Across in Coorparoo, we never did manage to get a flood level indicator installed at the Morley St underpass. Time to remind Council again…

30kph streets are good for health

Who wants 30km/h local streets? The World Health Organisation recognises the benefits of 30 km/h streets to protect all who use them, but especially the most vulnerable, like pedestrians, cyclists, children and older people and people with disabilities.

30 km/h streets where people and traffic mix help prevent road traffic deaths and promote physical activity, because when streets are safe, people walk and cycle more. #Love30

Well done to pedestrian advocacy group Walk Sydney for stating publicly and clearly that 30kph is the maximum speed we should be aiming for on neighbourhood streets in cities and towns around Australia. (See the Walk Sydney response to the National Road Safety Strategy 2021-2030). It’s not just about the immediate road safety benefits either; slower traffic will encourage more people to take healthier alternatives, which will then reduce motor vehicle traffic volumes, and create better streets for everyone.

Banning cars from school streets

From the UK: Parents will be banned from driving to pick up or drop off their kids outside the gates of 11 Newcastle schools this summer. Vehicles will be blocked from travelling along the roads in the school zones between 8am and 9.30am and 2.30pm to 4pm – though residents and disabled blue badge holders will be allowed access. The aim is to cut air pollution, reduce parking and traffic congestion issues, and encourage more families to walk or cycle to school.

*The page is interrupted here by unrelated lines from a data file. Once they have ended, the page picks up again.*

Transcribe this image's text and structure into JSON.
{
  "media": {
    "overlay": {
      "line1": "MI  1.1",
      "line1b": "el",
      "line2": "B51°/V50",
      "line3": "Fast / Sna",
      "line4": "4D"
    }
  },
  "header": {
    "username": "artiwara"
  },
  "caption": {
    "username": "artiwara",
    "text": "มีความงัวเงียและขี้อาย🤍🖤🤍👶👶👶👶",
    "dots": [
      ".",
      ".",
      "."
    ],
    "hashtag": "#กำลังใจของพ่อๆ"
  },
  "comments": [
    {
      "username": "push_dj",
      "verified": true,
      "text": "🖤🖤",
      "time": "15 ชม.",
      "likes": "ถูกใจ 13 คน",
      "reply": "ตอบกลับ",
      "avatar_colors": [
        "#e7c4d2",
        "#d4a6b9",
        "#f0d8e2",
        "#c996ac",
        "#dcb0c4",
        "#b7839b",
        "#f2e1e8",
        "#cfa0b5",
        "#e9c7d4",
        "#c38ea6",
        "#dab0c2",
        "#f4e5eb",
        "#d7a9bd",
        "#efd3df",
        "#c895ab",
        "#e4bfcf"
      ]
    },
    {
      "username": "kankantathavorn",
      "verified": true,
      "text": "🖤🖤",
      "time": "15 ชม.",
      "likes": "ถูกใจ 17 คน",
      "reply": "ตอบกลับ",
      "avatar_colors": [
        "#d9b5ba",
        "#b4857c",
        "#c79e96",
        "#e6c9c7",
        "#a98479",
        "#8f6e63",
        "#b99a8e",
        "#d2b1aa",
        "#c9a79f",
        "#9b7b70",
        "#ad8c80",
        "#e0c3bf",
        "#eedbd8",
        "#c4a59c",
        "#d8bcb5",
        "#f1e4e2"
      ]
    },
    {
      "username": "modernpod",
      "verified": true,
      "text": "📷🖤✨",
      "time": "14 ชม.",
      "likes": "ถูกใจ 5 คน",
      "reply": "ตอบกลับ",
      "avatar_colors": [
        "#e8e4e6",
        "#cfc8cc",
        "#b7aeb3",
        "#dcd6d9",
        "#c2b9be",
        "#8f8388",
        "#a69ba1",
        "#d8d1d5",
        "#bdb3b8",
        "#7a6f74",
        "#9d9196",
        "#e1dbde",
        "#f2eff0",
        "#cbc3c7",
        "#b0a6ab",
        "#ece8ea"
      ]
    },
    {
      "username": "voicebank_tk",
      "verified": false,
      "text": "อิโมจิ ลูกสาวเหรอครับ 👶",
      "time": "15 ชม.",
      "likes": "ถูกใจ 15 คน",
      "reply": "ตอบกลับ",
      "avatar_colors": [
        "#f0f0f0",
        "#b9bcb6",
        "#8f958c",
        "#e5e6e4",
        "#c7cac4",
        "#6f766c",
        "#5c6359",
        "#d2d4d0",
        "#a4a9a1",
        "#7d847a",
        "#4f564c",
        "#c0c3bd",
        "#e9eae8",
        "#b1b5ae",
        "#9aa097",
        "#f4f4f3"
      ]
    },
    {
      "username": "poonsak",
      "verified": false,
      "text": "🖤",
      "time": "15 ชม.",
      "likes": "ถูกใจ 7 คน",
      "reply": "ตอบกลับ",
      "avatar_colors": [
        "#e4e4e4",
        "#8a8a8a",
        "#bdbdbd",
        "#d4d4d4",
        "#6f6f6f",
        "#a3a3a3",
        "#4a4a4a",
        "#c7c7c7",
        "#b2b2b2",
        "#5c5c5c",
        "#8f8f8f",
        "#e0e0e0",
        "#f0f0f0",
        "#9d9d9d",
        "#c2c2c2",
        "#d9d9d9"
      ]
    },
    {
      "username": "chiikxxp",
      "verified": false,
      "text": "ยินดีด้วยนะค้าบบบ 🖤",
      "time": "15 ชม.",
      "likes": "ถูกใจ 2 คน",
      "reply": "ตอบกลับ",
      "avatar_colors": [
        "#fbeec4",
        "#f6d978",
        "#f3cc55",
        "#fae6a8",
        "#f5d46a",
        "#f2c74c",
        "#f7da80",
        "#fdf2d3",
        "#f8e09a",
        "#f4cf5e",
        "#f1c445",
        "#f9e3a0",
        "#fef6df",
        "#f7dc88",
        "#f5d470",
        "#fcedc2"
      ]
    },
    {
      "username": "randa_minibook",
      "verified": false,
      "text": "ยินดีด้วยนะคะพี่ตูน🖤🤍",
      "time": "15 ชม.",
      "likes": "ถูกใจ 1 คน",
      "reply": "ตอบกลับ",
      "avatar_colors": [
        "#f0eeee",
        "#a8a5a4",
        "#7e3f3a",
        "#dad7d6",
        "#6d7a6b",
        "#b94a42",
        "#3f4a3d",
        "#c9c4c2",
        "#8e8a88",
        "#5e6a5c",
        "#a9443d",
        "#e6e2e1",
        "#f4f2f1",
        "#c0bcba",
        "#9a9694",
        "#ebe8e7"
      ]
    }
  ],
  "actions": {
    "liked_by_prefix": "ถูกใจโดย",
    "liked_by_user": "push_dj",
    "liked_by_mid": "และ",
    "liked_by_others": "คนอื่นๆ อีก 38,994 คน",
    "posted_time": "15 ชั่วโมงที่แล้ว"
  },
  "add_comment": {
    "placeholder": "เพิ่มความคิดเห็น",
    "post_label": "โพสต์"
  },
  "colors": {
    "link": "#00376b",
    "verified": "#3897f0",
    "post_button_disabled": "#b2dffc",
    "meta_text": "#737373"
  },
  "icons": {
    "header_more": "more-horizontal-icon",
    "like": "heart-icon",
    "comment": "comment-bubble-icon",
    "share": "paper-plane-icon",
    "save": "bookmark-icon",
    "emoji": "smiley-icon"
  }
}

This follows an event last year where children at one primary school staged a protest against pollution and pavement parking outside their school gates – placing teddy bears along the pavement, singing songs, and waving placards.
Kids prefer fun and healthy transport. It’s time for the adults to step up!

Is driving the new smoking?

Is driving addictive? In this article the author identifies similarities between tobacco and private cars in their influences on health, and proposes that unnecessary driving is a major public health issue. Like tobacco, cars harm the health of users and others. Like smoking, car use is seen as an individual choice and policy responses to limit it are resisted by a powerful industry lobby. If someone really wants to quit driving there are often significant barriers that require will, creativity, and perseverance to overcome. The author looks at the evidence, and concludes #DrivingIsTheNewSmoking

The environmental cost of cars

As the size of the average car on Australian roads gets larger and heavier, here’s another reminder that particles from tyre wear-and-tear make up around 10-30% of microplastics entering the ocean.

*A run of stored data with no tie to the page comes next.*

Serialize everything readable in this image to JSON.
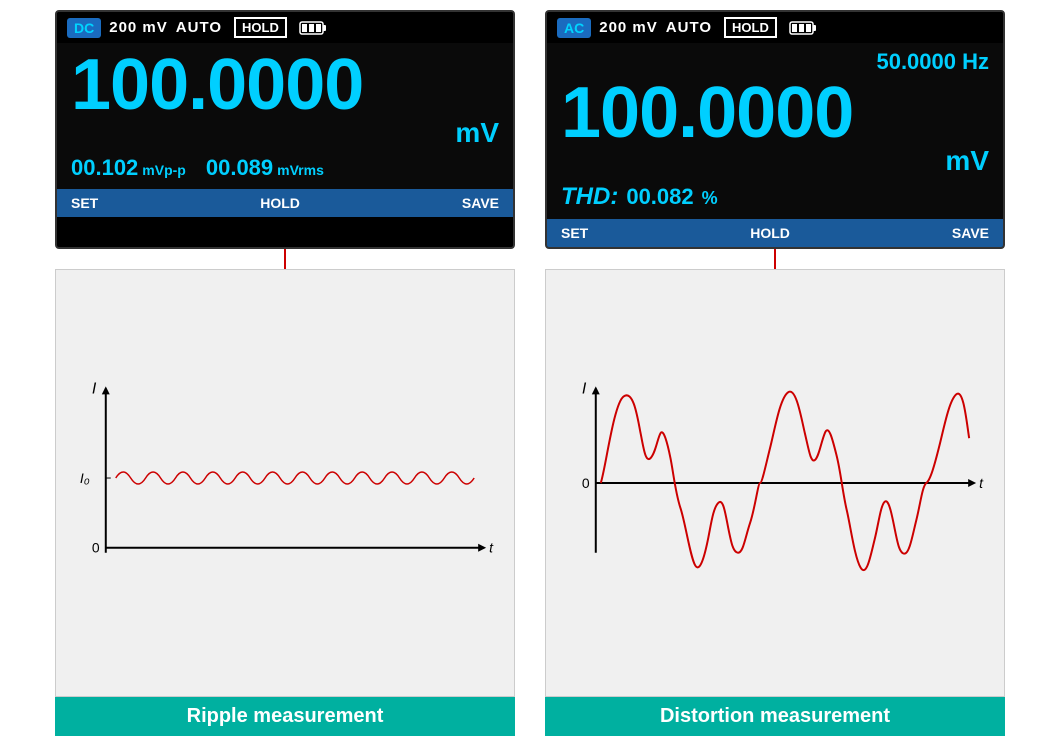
{
  "left_meter": {
    "mode": "DC",
    "range": "200 mV",
    "auto": "AUTO",
    "hold_badge": "HOLD",
    "main_value": "100.0000",
    "main_unit": "mV",
    "freq": null,
    "sub1_value": "00.102",
    "sub1_unit": "mVp-p",
    "sub2_value": "00.089",
    "sub2_unit": "mVrms",
    "thd": null,
    "footer": {
      "set": "SET",
      "hold": "HOLD",
      "save": "SAVE"
    }
  },
  "right_meter": {
    "mode": "AC",
    "range": "200 mV",
    "auto": "AUTO",
    "hold_badge": "HOLD",
    "main_value": "100.0000",
    "main_unit": "mV",
    "freq": "50.0000 Hz",
    "thd_label": "THD:",
    "thd_value": "00.082",
    "thd_unit": "%",
    "footer": {
      "set": "SET",
      "hold": "HOLD",
      "save": "SAVE"
    }
  },
  "left_chart": {
    "label": "Ripple measurement",
    "axis_i": "I",
    "axis_i0": "I₀",
    "axis_0": "0",
    "axis_t": "t"
  },
  "right_chart": {
    "label": "Distortion measurement",
    "axis_i": "I",
    "axis_0": "0",
    "axis_t": "t"
  }
}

In Queensland, the government has moved to ban single use plastic bags, straws, and cutlery, and introduced recycling incentives for plastic bottles. How about moves to restrict the environmental damage from motor vehicles?

Press Button to Party!

Don’t forget to press record on your phone or bike camera and collect up to 5 minutes of footage for an entry in the 2021 Brisbane Bike Bites Short Film Competition.

Finalists will get to see their moves up on the big screen at the Schonell Theatre, UQ on 29 May as part of the Brisbane Bicycle Film Night, and be eligible for great prizes thanks to Epic Cycles.